NEW YORK (AdAge.com) -- News on the web has a future -- and not just for sites that don't pay their bloggers, like The Huffington Post, but for cost-intensive operations such as The New York Times, too.
That's the conclusion of a report released Tuesday, titled "Size Doesn't Matter," by online media-research company ContentNext. The report looks at sites ranging from those that are independently run on a low budget, including Drudge Report and the Daily Kos, to giants like CNN Digital Network and Google News.
"Small website operations can be self-sustaining," writes the report's author, ContentNext Research Director Lauren Rich Fine, "but life is easier at the mega traffic sites."
Challenge for sites
The challenge for all sites is garnering enough traffic and creating a discernable enough brand to make advertisers seek them out.

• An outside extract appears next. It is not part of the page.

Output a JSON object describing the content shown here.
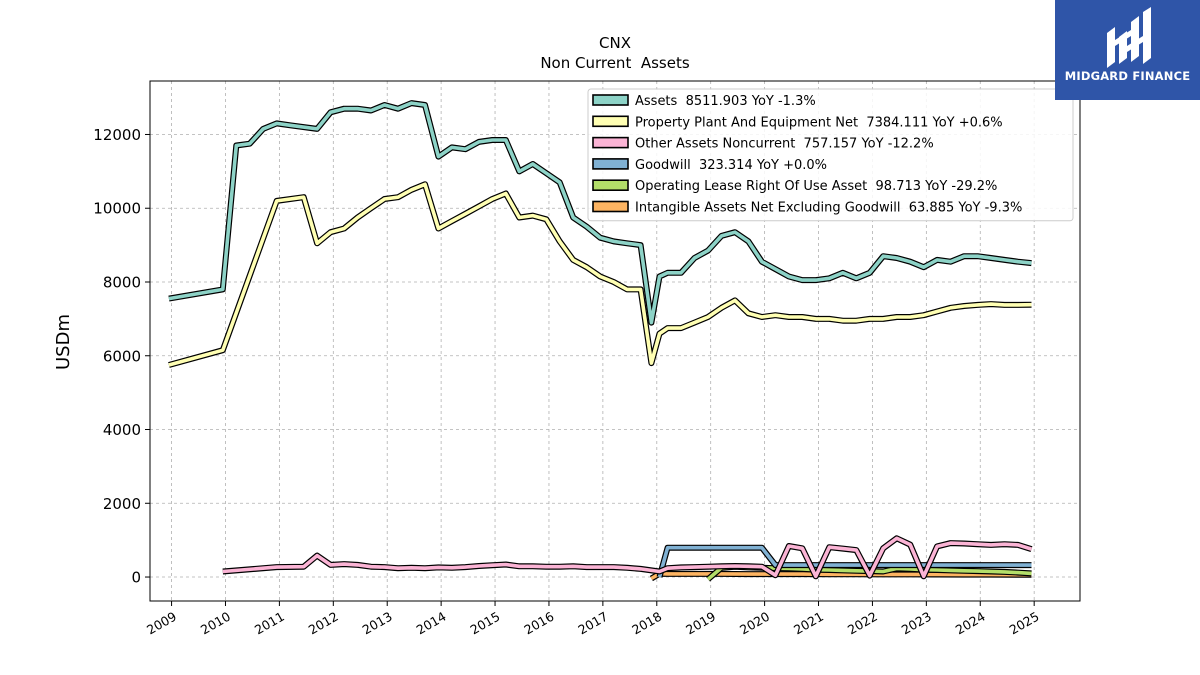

"Based on our research, the conversation [with advertisers] gets interesting at 200 million page views plus a month, but much more so around 800 million," Ms. Fine writes.
Those ambitious numbers, she continues, show how hard it is for local news sites to be really profitable, and underscore "why local papers will have trouble offsetting traditional media declines" with revenue from their websites.
The report also looks at whether the Times could ever succeed as a web-only product, and concludes that it could -- once NYT.com starts generating 1.3 billion page views a month.
By Ms. Fine's back-of-the-envelope calculations, that kind of traffic would bring in $300 million in quarterly advertising revenues, about what the flagship paper is expected to generate in the fourth quarter.
The Times' site had 173 million page views in October, according to ComScore Media Metrix.
Yahoo, AOL at billion mark
Ms. Fine said sites such as Yahoo News and AOL News already get in the neighborhood of a billion page views a month, and it's not out of the question that NYT.com could too.
"The fact that there are sites out there that are already achieving that suggests that this could work," she said in an interview.
Analysts don't dismiss the possibility of a major newspaper's website eventually either replacing the print edition or making up for the continuing decline in print-ad revenues. But that kind of success is a long way off.
"If anyone's positioned to have online [growth] offset pressure on print advertising, it's the New York Times or the Wall Street Journal," said Mike Simonton, a media analyst at Fitch Ratings. "But they're years behind that pace."
Matthew Flamm is a reporter for Crain's New York Business.